If there’s one thing Miss O loves to eat it’s quinoa. My go-to quinoa recipe is Pesto Quinoa, a simple three-ingredient recipe that O will eat by the bowlful if I let her. I love how versatile quinoa is. You can use it in just about any type of recipe from breakfast to lunch to dinner and everything in between. I came across this recipe for Mini Ham & Cheese Quinoa Cups and decided to try it out. Here is the recipe with a few alterations that better suited our palettes. Miss O ate 4 of them for breakfast each morning until they ran out. I’d say this is definitely a toddler approved food!
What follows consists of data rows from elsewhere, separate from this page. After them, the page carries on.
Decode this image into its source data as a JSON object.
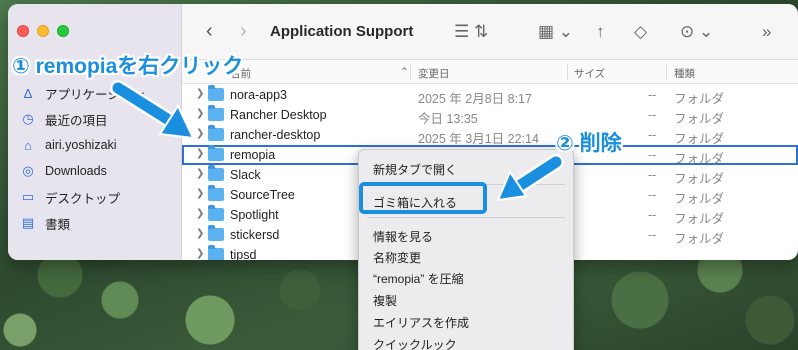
{
  "window": {
    "title": "Application Support"
  },
  "sidebar": {
    "items": [
      {
        "label": "アプリケーション",
        "icon": "applications-icon"
      },
      {
        "label": "最近の項目",
        "icon": "clock-icon"
      },
      {
        "label": "airi.yoshizaki",
        "icon": "home-icon"
      },
      {
        "label": "Downloads",
        "icon": "download-icon"
      },
      {
        "label": "デスクトップ",
        "icon": "desktop-icon"
      },
      {
        "label": "書類",
        "icon": "document-icon"
      }
    ]
  },
  "columns": {
    "name": "名前",
    "date": "変更日",
    "size": "サイズ",
    "kind": "種類"
  },
  "files": [
    {
      "name": "nora-app3",
      "date": "2025 年 2月8日 8:17",
      "size": "--",
      "kind": "フォルダ"
    },
    {
      "name": "Rancher Desktop",
      "date": "今日 13:35",
      "size": "--",
      "kind": "フォルダ"
    },
    {
      "name": "rancher-desktop",
      "date": "2025 年 3月1日 22:14",
      "size": "--",
      "kind": "フォルダ"
    },
    {
      "name": "remopia",
      "date": "",
      "size": "--",
      "kind": "フォルダ"
    },
    {
      "name": "Slack",
      "date": "",
      "size": "--",
      "kind": "フォルダ"
    },
    {
      "name": "SourceTree",
      "date": "",
      "size": "--",
      "kind": "フォルダ"
    },
    {
      "name": "Spotlight",
      "date": "",
      "size": "--",
      "kind": "フォルダ"
    },
    {
      "name": "stickersd",
      "date": "",
      "size": "--",
      "kind": "フォルダ"
    },
    {
      "name": "tipsd",
      "date": "",
      "size": "",
      "kind": ""
    }
  ],
  "context_menu": {
    "items": [
      "新規タブで開く",
      "ゴミ箱に入れる",
      "情報を見る",
      "名称変更",
      "“remopia” を圧縮",
      "複製",
      "エイリアスを作成",
      "クイックルック"
    ]
  },
  "annotations": {
    "step1": "① remopiaを右クリック",
    "step2": "② 削除"
  },
  "colors": {
    "accent": "#1a8fe0",
    "selection": "#2f6fd6",
    "folder": "#5ab3f0"
  }
}
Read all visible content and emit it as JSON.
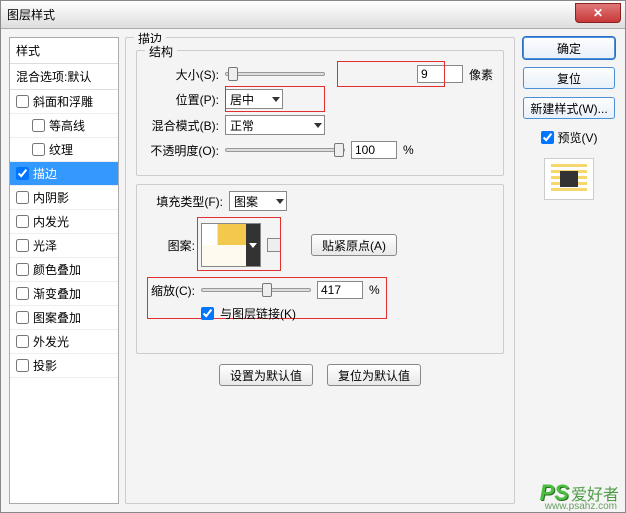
{
  "window": {
    "title": "图层样式"
  },
  "left": {
    "header": "样式",
    "subheader": "混合选项:默认",
    "items": [
      {
        "label": "斜面和浮雕",
        "checked": false,
        "indent": false
      },
      {
        "label": "等高线",
        "checked": false,
        "indent": true
      },
      {
        "label": "纹理",
        "checked": false,
        "indent": true
      },
      {
        "label": "描边",
        "checked": true,
        "indent": false,
        "active": true
      },
      {
        "label": "内阴影",
        "checked": false,
        "indent": false
      },
      {
        "label": "内发光",
        "checked": false,
        "indent": false
      },
      {
        "label": "光泽",
        "checked": false,
        "indent": false
      },
      {
        "label": "颜色叠加",
        "checked": false,
        "indent": false
      },
      {
        "label": "渐变叠加",
        "checked": false,
        "indent": false
      },
      {
        "label": "图案叠加",
        "checked": false,
        "indent": false
      },
      {
        "label": "外发光",
        "checked": false,
        "indent": false
      },
      {
        "label": "投影",
        "checked": false,
        "indent": false
      }
    ]
  },
  "center": {
    "outer_legend": "描边",
    "struct_legend": "结构",
    "size_label": "大小(S):",
    "size_value": "9",
    "size_unit": "像素",
    "pos_label": "位置(P):",
    "pos_value": "居中",
    "blend_label": "混合模式(B):",
    "blend_value": "正常",
    "opacity_label": "不透明度(O):",
    "opacity_value": "100",
    "opacity_unit": "%",
    "filltype_label": "填充类型(F):",
    "filltype_value": "图案",
    "pattern_label": "图案:",
    "snap_btn": "贴紧原点(A)",
    "scale_label": "缩放(C):",
    "scale_value": "417",
    "scale_unit": "%",
    "link_label": "与图层链接(K)",
    "set_default_btn": "设置为默认值",
    "reset_default_btn": "复位为默认值"
  },
  "right": {
    "ok": "确定",
    "cancel": "复位",
    "new_style": "新建样式(W)...",
    "preview": "预览(V)"
  },
  "watermark": {
    "ps": "PS",
    "cn": "爱好者",
    "url": "www.psahz.com"
  }
}
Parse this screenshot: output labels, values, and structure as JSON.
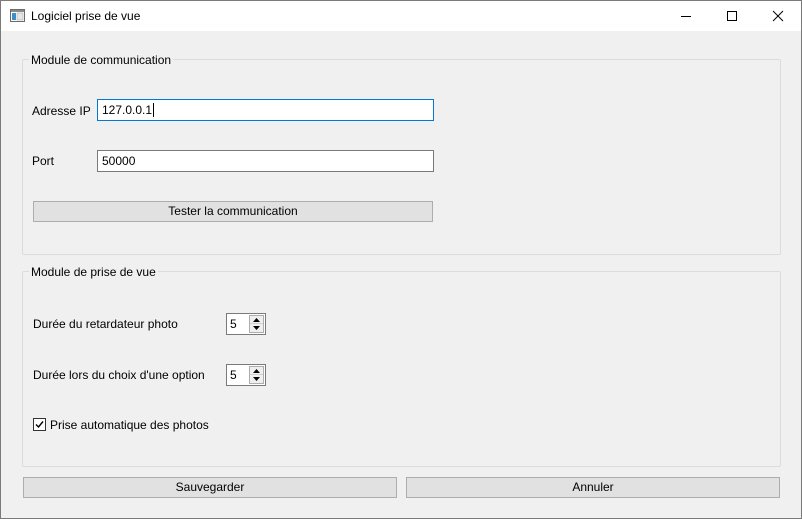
{
  "window": {
    "title": "Logiciel prise de vue",
    "controls": [
      "minimize-icon",
      "maximize-icon",
      "close-icon"
    ]
  },
  "communication": {
    "group_title": "Module de communication",
    "ip_label": "Adresse IP",
    "ip_value": "127.0.0.1",
    "port_label": "Port",
    "port_value": "50000",
    "test_button": "Tester la communication"
  },
  "capture": {
    "group_title": "Module de prise de vue",
    "timer_label": "Durée du retardateur photo",
    "timer_value": "5",
    "option_label": "Durée lors du choix d'une option",
    "option_value": "5",
    "auto_label": "Prise automatique des photos",
    "auto_checked": true
  },
  "footer": {
    "save_button": "Sauvegarder",
    "cancel_button": "Annuler"
  },
  "colors": {
    "background": "#f0f0f0",
    "titlebar": "#ffffff",
    "focus_border": "#0078d7",
    "button_face": "#e1e1e1"
  }
}
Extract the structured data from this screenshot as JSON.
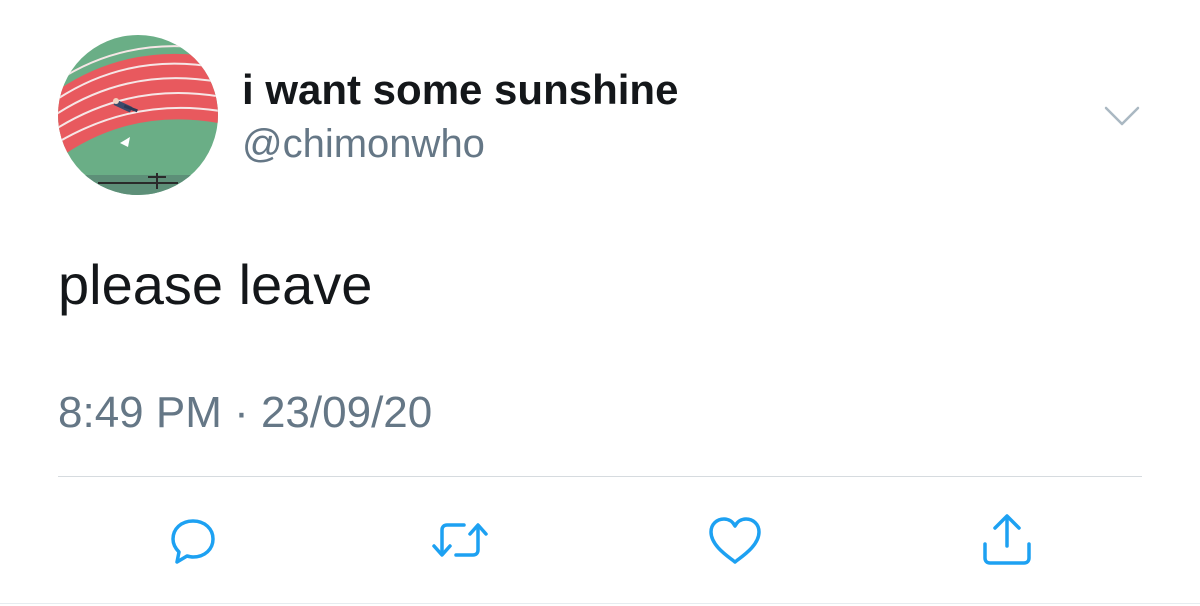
{
  "user": {
    "display_name": "i want some sunshine",
    "handle": "@chimonwho"
  },
  "tweet": {
    "text": "please leave",
    "timestamp": "8:49 PM · 23/09/20"
  },
  "icons": {
    "menu": "chevron-down-icon",
    "reply": "comment-icon",
    "retweet": "retweet-icon",
    "like": "heart-icon",
    "share": "share-icon"
  },
  "colors": {
    "text_primary": "#14171a",
    "text_secondary": "#657786",
    "icon": "#1da1f2",
    "track_red": "#e8595e",
    "field_green": "#5fa77e"
  }
}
This recipe can easily be frozen and reheated when you’re craving one (which will be all the time). Let them cool then line them on a tray and pop in the freezer. Once they are frozen simply store them in a resealable bag. Microwave for about 20-30 seconds and enjoy their deliciousness. These didn’t last long enough in my house to require freezing them as the three of us just keep eating them! I can definitely say these quinoa breakfast muffins were a huge hit.
Quinoa Breakfast Muffins
A delicious mini-muffin to grab on your way to work. Also a toddler-approved dish!
- 2 cups cooked quinoa (about 3/4 cup uncooked)
- 2 eggs
- 2 egg whites
- 1 zucchini (grated)
- 1 cup cheddar cheese (grated)
- 2 tbsp parmesan cheese (grated)
- 1/2 cup diced ham
- 4-5 large fresh basil leaves (chopped)
- 1/4 tsp garlic salt
- 1/4 tsp onion powder
- 1/4 tsp pepper
- Preheat oven to 350 degrees F.
- Spray a mini muffin tin with non-stick cooking spray.
- Put all ingredients into a large bowl and mix until thoroughly combined.
- Spoon mixture level with the top of each cup.
- Bake for 15-20 minutes or until the edges of the cups are golden brown.
- Cool at least 5-10 minutes in the muffin tin before placing on a wire rack to cool.
We made something similar with potatoes instead of quinoa and they were delicious. I’m definitely going to try quinoa for it’s amazing reduced carbs, mineral benefits, proteins and aminos.